Snails may be slow, but their cool spiral shells use math! If you draw 2 equal squares right next to each other, and then a square up against them that’s as wide as those 2 squares together, and you keep adding bigger squares…you can connect their corners to draw a snail spiral. Each square’s edge equals the last 2 edges added together, giving you 1, 1, 2, 3, 5, 8, 13, 21…These are called the Fibonacci numbers. The bigger the snail, the bigger the spiral — but the snail might not be any speedier.
Wee ones: Can you find a spiral shape in your room? If not, try rolling a hair ribbon, shoelace, belt, or thin sock into a spiral.
Little kids: If a snail can move only 3 inches per minute, how far can your pet snail travel in 2 minutes? Bonus: Who can go farther, a 2-inch-per-minute snail in 4 minutes, or a speedy 6-inch-per-minute snail in 1 minute?

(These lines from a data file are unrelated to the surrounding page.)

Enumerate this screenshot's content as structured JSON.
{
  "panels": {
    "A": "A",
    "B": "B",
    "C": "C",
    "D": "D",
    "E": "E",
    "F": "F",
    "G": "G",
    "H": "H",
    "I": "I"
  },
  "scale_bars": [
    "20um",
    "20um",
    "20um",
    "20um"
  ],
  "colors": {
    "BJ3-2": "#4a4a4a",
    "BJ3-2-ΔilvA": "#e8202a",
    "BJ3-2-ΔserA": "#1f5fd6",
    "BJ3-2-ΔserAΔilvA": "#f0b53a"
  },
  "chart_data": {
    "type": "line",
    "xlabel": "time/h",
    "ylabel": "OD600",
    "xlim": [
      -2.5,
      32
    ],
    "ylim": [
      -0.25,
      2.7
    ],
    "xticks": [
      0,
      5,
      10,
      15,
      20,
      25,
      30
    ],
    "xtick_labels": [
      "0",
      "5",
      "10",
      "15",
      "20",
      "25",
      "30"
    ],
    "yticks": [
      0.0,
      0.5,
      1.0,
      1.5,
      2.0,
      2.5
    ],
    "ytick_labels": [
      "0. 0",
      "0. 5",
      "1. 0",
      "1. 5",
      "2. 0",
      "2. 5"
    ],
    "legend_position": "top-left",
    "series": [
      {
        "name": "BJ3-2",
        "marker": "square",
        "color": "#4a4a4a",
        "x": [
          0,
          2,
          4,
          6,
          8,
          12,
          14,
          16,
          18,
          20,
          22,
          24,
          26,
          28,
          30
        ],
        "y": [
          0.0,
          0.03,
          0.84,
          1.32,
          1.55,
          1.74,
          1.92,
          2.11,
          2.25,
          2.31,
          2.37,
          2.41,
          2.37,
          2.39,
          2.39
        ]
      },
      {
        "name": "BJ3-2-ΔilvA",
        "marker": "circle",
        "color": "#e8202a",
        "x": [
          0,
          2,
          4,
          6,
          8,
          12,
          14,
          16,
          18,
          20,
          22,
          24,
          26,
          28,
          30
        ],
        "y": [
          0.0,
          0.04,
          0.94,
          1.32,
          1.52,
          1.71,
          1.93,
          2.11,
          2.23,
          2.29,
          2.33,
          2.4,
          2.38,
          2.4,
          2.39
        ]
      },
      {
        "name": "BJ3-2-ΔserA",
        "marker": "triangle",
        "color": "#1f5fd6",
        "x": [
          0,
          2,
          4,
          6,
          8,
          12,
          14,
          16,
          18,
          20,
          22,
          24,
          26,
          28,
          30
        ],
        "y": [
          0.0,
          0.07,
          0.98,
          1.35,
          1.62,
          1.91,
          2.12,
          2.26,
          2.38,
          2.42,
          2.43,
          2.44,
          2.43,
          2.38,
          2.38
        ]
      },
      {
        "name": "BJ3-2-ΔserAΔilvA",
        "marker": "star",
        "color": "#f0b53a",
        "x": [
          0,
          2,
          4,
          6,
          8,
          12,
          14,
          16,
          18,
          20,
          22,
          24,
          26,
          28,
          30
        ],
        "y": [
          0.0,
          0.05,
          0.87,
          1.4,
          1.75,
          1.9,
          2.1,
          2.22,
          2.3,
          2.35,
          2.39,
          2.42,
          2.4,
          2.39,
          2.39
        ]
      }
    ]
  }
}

Big kids: As you look at that string of numbers — 1, 1, 2, 3, 5, 8, 13, 21– what should the next number be? Bonus: How often do even numbers pop up, and why?
Answers:
Wee ones: Try to find a spiral or make one!
Little kids: 6 inches, which is only about as long as your hand! Bonus: The 2-inch-per-minute snail, who will travel 8 inches.
Big kids: 34. Bonus: Every 3rd number is even. Each even is added to the odd number before it to make an odd, and that new odd number is added to the even to make the next, which will have to be odd. Then you finally have 2 odds in a row to add up to an even, and you start all over!